Lifting the Curtain at the Consumer Electronics Show

Last week at Las Vegas’ Consumer Electronics Show — better known as CES — tech engineers, journalists, bloggers and fanboys did their usual thing, i.e., they fixated on new toys and gadgets.

Meanwhile, the men behind the curtain — including the chief executives at AT&T and Verizon — were busy making plans for the future of the Internet.

While attendees obsessed over Samsung's new curved TVs, people like AT&T VP Hank Hultquist were saying things like, “This telephone network we've grown up with is now an obsolete platform, or at least a rapidly obsolescing platform .... It will not be sustainable for the indefinite future.”

Sounds innocuous enough, right? No one could reasonably claim that copper phone lines — what we, in our wireless age, refer to as “landlines” — are the wave of the future. But they’re definitely still of use. AT&T uses them extensively for its broadband service, and some European carriers provide high-speed broadband over them. Is AT&T acting the part of cultural critic or is something else going on?

Something else is going on.

Last year, AT&T announced plans to invest $14 billion to expand its wireless offerings. The supposed goal is to move away from older telephony technology toward a future in which all phone calls are routed through your Internet connection. But AT&T is also trying to boost its profit margin by getting states and federal agencies to remove all regulations that require it to serve the public.

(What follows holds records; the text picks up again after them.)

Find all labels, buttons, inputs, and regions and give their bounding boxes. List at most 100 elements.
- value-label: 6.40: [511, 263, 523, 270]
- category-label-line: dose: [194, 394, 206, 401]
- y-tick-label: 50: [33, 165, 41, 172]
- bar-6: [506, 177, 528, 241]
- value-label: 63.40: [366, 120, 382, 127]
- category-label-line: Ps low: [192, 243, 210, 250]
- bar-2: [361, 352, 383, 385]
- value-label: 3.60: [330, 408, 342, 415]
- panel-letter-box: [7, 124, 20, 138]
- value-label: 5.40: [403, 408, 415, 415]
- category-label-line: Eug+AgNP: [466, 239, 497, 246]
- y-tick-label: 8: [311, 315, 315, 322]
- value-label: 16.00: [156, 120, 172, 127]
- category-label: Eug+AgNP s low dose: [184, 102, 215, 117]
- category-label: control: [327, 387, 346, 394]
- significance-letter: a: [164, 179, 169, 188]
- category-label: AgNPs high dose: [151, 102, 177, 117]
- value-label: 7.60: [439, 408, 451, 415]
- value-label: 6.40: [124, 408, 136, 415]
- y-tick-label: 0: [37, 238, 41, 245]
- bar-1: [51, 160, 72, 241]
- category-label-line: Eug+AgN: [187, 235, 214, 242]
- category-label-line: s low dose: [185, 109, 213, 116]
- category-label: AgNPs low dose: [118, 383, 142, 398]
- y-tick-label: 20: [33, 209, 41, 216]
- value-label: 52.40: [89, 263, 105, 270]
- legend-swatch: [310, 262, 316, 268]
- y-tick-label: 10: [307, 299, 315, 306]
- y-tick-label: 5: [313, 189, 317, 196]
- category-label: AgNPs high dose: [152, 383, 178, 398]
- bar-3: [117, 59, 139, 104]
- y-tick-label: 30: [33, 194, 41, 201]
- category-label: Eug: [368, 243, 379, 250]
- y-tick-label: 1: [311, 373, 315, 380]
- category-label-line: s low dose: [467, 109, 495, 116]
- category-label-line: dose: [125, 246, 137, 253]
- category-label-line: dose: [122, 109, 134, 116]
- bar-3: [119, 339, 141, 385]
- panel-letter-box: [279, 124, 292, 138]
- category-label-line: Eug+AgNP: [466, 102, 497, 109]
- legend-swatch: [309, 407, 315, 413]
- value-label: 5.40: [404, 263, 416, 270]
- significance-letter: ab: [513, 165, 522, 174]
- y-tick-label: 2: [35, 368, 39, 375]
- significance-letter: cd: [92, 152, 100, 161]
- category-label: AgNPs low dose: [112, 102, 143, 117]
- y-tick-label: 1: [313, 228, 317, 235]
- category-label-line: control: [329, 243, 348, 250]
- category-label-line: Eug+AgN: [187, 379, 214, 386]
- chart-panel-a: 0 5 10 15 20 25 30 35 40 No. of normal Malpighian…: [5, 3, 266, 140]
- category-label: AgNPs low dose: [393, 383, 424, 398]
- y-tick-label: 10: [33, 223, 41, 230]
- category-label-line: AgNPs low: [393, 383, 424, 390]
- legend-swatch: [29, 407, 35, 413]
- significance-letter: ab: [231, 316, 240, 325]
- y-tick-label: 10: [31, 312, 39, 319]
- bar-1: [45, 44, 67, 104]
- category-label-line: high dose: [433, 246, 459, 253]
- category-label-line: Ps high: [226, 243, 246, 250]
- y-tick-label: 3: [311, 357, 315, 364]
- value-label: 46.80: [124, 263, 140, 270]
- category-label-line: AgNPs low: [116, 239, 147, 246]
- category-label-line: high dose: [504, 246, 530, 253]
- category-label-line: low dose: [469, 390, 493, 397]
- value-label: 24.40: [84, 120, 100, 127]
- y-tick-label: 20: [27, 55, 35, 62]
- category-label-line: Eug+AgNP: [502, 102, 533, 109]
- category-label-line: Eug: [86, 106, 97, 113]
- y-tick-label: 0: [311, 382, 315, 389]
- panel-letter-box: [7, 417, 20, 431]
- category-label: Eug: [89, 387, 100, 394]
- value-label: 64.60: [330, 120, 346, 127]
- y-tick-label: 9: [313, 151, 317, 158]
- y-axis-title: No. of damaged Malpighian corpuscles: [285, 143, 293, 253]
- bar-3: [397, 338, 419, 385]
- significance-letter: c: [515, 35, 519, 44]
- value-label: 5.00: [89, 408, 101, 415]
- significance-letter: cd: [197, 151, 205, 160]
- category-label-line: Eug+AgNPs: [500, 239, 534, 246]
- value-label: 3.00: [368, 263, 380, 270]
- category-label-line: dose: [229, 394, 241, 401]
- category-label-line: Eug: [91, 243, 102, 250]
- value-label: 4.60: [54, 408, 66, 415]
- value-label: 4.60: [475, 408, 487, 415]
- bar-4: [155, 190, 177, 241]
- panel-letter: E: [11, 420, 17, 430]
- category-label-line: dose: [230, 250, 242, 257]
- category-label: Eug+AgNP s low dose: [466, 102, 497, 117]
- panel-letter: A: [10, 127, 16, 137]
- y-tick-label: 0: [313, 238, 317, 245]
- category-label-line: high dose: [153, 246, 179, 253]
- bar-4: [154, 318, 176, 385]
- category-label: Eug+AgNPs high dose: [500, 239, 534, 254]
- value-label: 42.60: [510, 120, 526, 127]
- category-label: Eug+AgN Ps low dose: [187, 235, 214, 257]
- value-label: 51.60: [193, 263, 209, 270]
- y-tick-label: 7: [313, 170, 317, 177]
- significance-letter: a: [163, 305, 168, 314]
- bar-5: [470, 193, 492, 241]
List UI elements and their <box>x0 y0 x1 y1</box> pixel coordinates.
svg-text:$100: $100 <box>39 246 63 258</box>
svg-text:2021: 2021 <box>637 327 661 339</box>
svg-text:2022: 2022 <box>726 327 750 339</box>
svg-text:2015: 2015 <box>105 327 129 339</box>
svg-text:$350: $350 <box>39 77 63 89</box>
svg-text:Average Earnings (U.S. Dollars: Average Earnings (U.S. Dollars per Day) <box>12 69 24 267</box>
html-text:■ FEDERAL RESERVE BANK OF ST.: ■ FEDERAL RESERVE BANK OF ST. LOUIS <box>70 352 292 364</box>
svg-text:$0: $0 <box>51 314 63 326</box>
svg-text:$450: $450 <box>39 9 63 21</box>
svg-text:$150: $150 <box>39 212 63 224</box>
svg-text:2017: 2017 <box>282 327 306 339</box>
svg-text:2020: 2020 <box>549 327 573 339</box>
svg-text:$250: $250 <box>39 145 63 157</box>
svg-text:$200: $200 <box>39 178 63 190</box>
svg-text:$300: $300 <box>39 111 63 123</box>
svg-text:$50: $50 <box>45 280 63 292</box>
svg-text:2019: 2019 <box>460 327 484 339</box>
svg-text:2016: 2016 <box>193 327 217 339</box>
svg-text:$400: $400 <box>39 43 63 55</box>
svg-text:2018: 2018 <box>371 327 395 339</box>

More and more people are using Internet services like Google Voice, Skype and Vonage to make phone calls, so AT&T would like us to believe that it’s simply investing in the inevitable future. With AT&T, however, there’s always something else going on. Those old copper lines reach just about every residence in the country thanks to regulations that require traditional telephone providers to serve everyone who wants phone service.

So if AT&T frees itself from these requirements, thousands of hard-to-reach rural residents might find themselves without phone service. (This explains, in part, why AT&T reached out to the Federal Communications Commission to begin a “dialogue” about how to deal with this shift — in other words, how to deregulate so AT&T isn’t obligated to reach those pesky rural phone subscribers.)

And don’t believe AT&T’s claim that old-fashioned telephone networks are obsolete. Telecom companies rely on these lines to send all kinds of data, and these networks are the backbone for DSL and other data services — including those run by AT&T.

In fact, a network’s physical makeup — whether copper, fiber or cable — is irrelevant; all sorts of technologies can run on all sorts of wires. So to argue that certain connections are obsolete obscures the truth and serves AT&T’s goal of getting the FCC off its back.

Back to CES. At the same time that AT&T was justifying kicking thousands of phone subscribers to the curb, Verizon CEO Lowell McAdam was trumpeting the benefits of a consolidated wireless industry.

“Three to four strong carriers,” McAdam said, “are a lot better for the market than a couple of weak ones that are struggling to stay afloat and do dumb things.” By “dumb things” McAdam means “dumb” behavior — like smaller carriers offering lower-cost service to compete with biggies like AT&T and Verizon.

It wasn’t all doom and gloom in Las Vegas. FCC Chairman Julius Genachowski did make a fairly positive announcement that the agency was freeing a “substantial” amount of wireless spectrum to help with Wi-Fi congestion issues. The spectrum in question is limited — it would boost short-range Wi-Fi networks like those in airports and hotels, as well as the Wi-Fi networks we set up in our homes and offices. But the kind of open spectrum we really need — low-frequency spectrum that travels much farther distances — is, for the moment, still mostly in the hands of our friends at AT&T and Verizon.

On a wholly positive note, Sen. Ron Wyden was also back at CES. Last year, he and Rep. Darrell Issa appeared at the show just days before they helped kill SOPA and PIPA, the twin anti-piracy bills that would have crippled the open Internet.

This year, Sen. Wyden was in Vegas to push an ambitious Internet freedom agenda that includes new antitrust measures that would help protect Net Neutrality, lift restrictions on broadband data caps, reform software patents and increase privacy protections.

Most CES attendees may be unaware of the subtle attacks on broadband competition and the open Internet that took place in Las Vegas. Good for us that Sen. Wyden saw through it all and plans to do something about it.

In the coming weeks and months, AT&T’s and Verizon’s plans to consolidate their power over our Internet connections will become even clearer — as will our plans to fight back.